Everywhere he played, everywhere he went, blacks opened their homes, their refrigerators, their pocketbooks and their hearts to help him accomplish our mission. He accepted his role as a black sports pioneer with little resistance, giving up, among other things, a chunk of his childhood. Years later, he won 33 pro events and continues to be the only U.S. black male to win the U.S. Open (1968), Australian Open (1970) or Wimbledon (1975), all major titles. He was a superstar without flair or arrogance; Arthur could only be Arthur.
In a Washington Post remembrance of his close friend and client published 10 years after Ashe died of AIDS in 1993, attorney Donald Dell wrote, “As he matured, Arthur developed into a genuinely intellectual man: inquisitive, studious, in love with learning. And from his learning came the desire to champion many causes, something that he did rationally and reasonably.

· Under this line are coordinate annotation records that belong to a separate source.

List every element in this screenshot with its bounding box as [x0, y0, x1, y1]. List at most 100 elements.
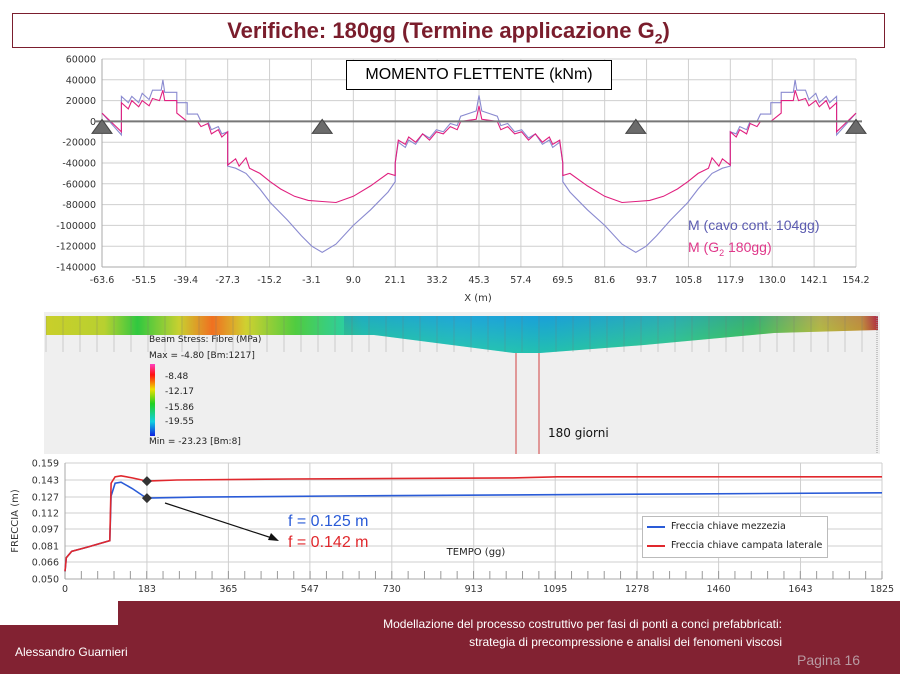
y-tick-label: 0.066 [32, 557, 59, 568]
x-tick-label: 93.7 [636, 275, 657, 286]
legend-label-end: 180gg) [724, 239, 772, 255]
y-tick-label: -20000 [62, 138, 96, 149]
x-tick-label: 1278 [625, 584, 649, 595]
y-axis-label: FRECCIA (m) [10, 489, 21, 553]
x-tick-label: 33.2 [427, 275, 448, 286]
footer-band-top [118, 601, 900, 625]
legend-item: Freccia chiave campata laterale [643, 536, 827, 555]
x-tick-label: -27.3 [215, 275, 240, 286]
annotation-arrow [164, 502, 276, 540]
x-tick-label: -3.1 [302, 275, 321, 286]
x-axis-label: TEMPO (gg) [446, 547, 506, 558]
stress-min: Min = -23.23 [Bm:8] [149, 437, 241, 447]
color-scale-bar [150, 364, 155, 436]
legend-item: Freccia chiave mezzezia [643, 517, 827, 536]
scale-label: -15.86 [165, 403, 195, 413]
y-tick-label: 0.081 [32, 542, 59, 553]
x-tick-label: 730 [383, 584, 401, 595]
x-tick-label: 81.6 [594, 275, 615, 286]
legend-label: Freccia chiave campata laterale [671, 540, 823, 551]
moment-chart: -63.6 -51.5 -39.4 -27.3 -15.2 -3.1 9.0 21.1 33.2… [56, 55, 869, 305]
chart-title: MOMENTO FLETTENTE (kNm) [346, 60, 612, 90]
presentation-title: Modellazione del processo costruttivo pe… [383, 617, 782, 649]
stress-title: Beam Stress: Fibre (MPa) [149, 335, 262, 345]
deflection-chart: 0 183 365 547 730 913 1095 1278 1460 1643 1825 0.15… [10, 459, 894, 596]
footer-band [0, 625, 900, 674]
x-tick-label: 183 [138, 584, 156, 595]
x-tick-label: -39.4 [173, 275, 198, 286]
x-tick-label: 9.0 [346, 275, 361, 286]
legend-label: Freccia chiave mezzezia [671, 521, 786, 532]
series-line-1 [101, 79, 857, 254]
y-tick-label: 0.143 [32, 476, 59, 487]
beam-stress-view: Beam Stress: Fibre (MPa) Max = -4.80 [Bm… [44, 312, 880, 454]
x-tick-label: 1460 [707, 584, 731, 595]
x-tick-label: 69.5 [552, 275, 573, 286]
legend-series-1: M (cavo cont. 104gg) [688, 217, 820, 233]
x-tick-label: -15.2 [257, 275, 282, 286]
legend-subscript: 2 [719, 247, 725, 258]
beam-stress-diagram [45, 316, 878, 454]
y-tick-label: 20000 [66, 96, 96, 107]
y-tick-label: -40000 [62, 159, 96, 170]
y-tick-label: -60000 [62, 179, 96, 190]
support-triangle-icon [624, 118, 647, 134]
x-axis-label: X (m) [464, 293, 492, 304]
x-tick-label: 45.3 [468, 275, 489, 286]
x-tick-label: 142.1 [801, 275, 828, 286]
page-number: Pagina 16 [797, 652, 861, 668]
y-tick-label: 0.127 [32, 493, 59, 504]
y-tick-label: -140000 [56, 263, 96, 274]
support-triangle-icon [845, 118, 867, 134]
x-tick-label: 365 [219, 584, 237, 595]
y-tick-label: 0.112 [32, 509, 59, 520]
support-triangle-icon [311, 118, 334, 134]
legend-swatch [647, 525, 665, 528]
slide-title: Verifiche: 180gg (Termine applicazione G… [12, 13, 885, 48]
series-line-2 [64, 474, 882, 572]
x-tick-label: 57.4 [510, 275, 531, 286]
y-tick-label: 0 [90, 117, 96, 128]
series-line-2 [101, 90, 857, 204]
stress-max: Max = -4.80 [Bm:1217] [149, 351, 255, 361]
support-triangle-icon [91, 118, 113, 134]
y-tick-label: 40000 [66, 75, 96, 86]
x-tick-label: 154.2 [842, 275, 869, 286]
scale-label: -12.17 [165, 387, 195, 397]
x-tick-label: 0 [62, 584, 68, 595]
x-tick-label: 117.9 [717, 275, 744, 286]
slide-title-end: ) [662, 18, 670, 43]
chart-legend: Freccia chiave mezzezia Freccia chiave c… [642, 516, 828, 558]
legend-label: M (cavo cont. 104gg) [688, 217, 820, 233]
legend-label: M (G [688, 239, 720, 255]
x-tick-label: 1643 [788, 584, 812, 595]
annotation-red: f = 0.142 m [288, 534, 369, 551]
slide-title-text: Verifiche: 180gg (Termine applicazione G [227, 18, 655, 43]
x-tick-label: 1095 [543, 584, 567, 595]
scale-label: -8.48 [165, 372, 189, 382]
legend-swatch [647, 544, 665, 547]
annotation-blue: f = 0.125 m [288, 513, 369, 530]
time-annotation: 180 giorni [548, 426, 609, 440]
arrow-head-icon [268, 533, 279, 541]
x-tick-label: -63.6 [90, 275, 115, 286]
slide-title-subscript: 2 [654, 30, 663, 47]
y-tick-label: 0.159 [32, 459, 59, 470]
data-marker [141, 476, 152, 487]
y-tick-label: -120000 [56, 242, 96, 253]
scale-label: -19.55 [165, 417, 195, 427]
x-tick-label: -51.5 [132, 275, 157, 286]
y-tick-label: -100000 [56, 221, 96, 232]
x-tick-label: 913 [465, 584, 483, 595]
y-tick-label: -80000 [62, 200, 96, 211]
y-tick-label: 0.097 [32, 524, 59, 535]
x-tick-label: 105.8 [675, 275, 702, 286]
x-tick-label: 21.1 [385, 275, 406, 286]
x-tick-label: 1825 [870, 584, 894, 595]
data-marker [141, 493, 152, 504]
legend-series-2: M (G2 180gg) [688, 239, 772, 258]
x-tick-label: 547 [301, 584, 319, 595]
y-tick-label: 60000 [66, 55, 96, 66]
beam-shading [344, 316, 878, 353]
x-tick-label: 130.0 [759, 275, 786, 286]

“On the subject of race, I was surprised when I read a quotation from Arthur to the effect that the toughest obstacle he had ever faced was not his two open-heart surgeries or even AIDS but, rather, ‘being born black in America.’ We had a long discussion about that. He felt I didn’t understand. He told me that regardless of prominence, every black person in this country was made aware every day that he or she was black. He had faced racism as a young man growing up in Richmond, and regardless of his success, he continued to have to deal with it his whole life.”

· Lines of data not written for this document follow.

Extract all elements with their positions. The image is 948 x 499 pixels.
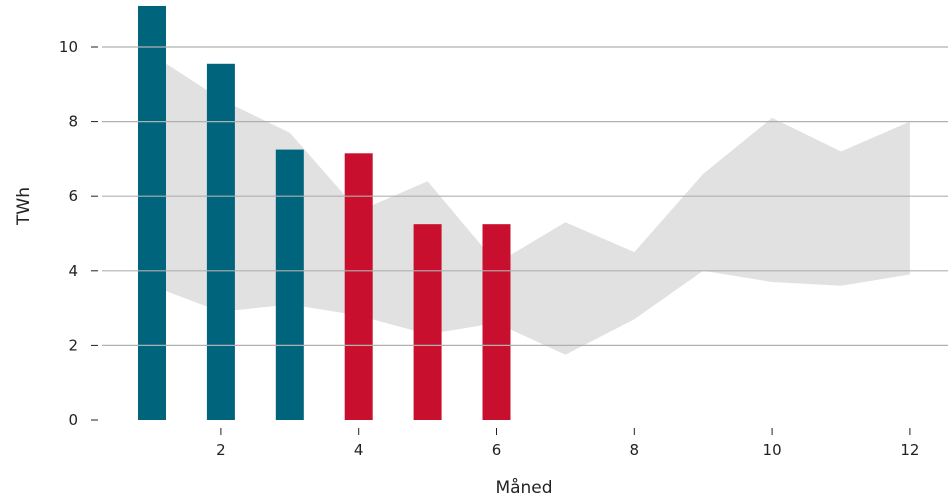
x-tick-label-10: 10 (763, 441, 782, 459)
axis-layer: 0 2 4 6 8 10 2 4 6 8 10 12 (59, 38, 920, 459)
x-tick-label-2: 2 (216, 441, 226, 459)
y-tick-label-6: 6 (68, 187, 78, 205)
grid-layer (102, 46, 948, 346)
bar-month-4 (344, 153, 373, 420)
y-axis-label: TWh (14, 187, 34, 226)
y-tick-label-0: 0 (68, 411, 78, 429)
range-band (152, 54, 910, 355)
bar-month-6 (482, 224, 511, 420)
x-tick-label-12: 12 (900, 441, 919, 459)
y-tick-label-10: 10 (59, 38, 78, 56)
y-tick-label-2: 2 (68, 336, 78, 354)
x-tick-label-4: 4 (354, 441, 364, 459)
bar-month-1 (138, 5, 166, 420)
bar-month-5 (413, 224, 442, 420)
band-layer (152, 54, 910, 355)
bar-month-2 (206, 63, 235, 420)
y-tick-label-8: 8 (68, 113, 78, 131)
bar-layer (138, 5, 511, 420)
x-tick-label-8: 8 (630, 441, 640, 459)
x-tick-label-6: 6 (492, 441, 502, 459)
bar-month-3 (275, 149, 304, 420)
x-axis-label: Måned (495, 477, 552, 498)
y-tick-label-4: 4 (68, 262, 78, 280)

Ashe and Dell began their client/attorney relationship in 1970 and renewed it annually for the next 22 years, with a handshake. “I was always struck, in my personal relations with Arthur, by his overriding sense of trust,” Dell said. “Arthur strongly believed, despite all he had seen and been through, that there was a lot more good in people than bad.”
Endorsing the project in the introduction of a UCLA publication, Jeanne Moutoussamy-Ashe said, “UCLA has not only stewarded Arthur’s legacy but has found innovative ways to take it to the next level and showcase its continued relevance. I take pride in how these efforts have magnified and look forward to seeing how they will continue to grow in the years to come.”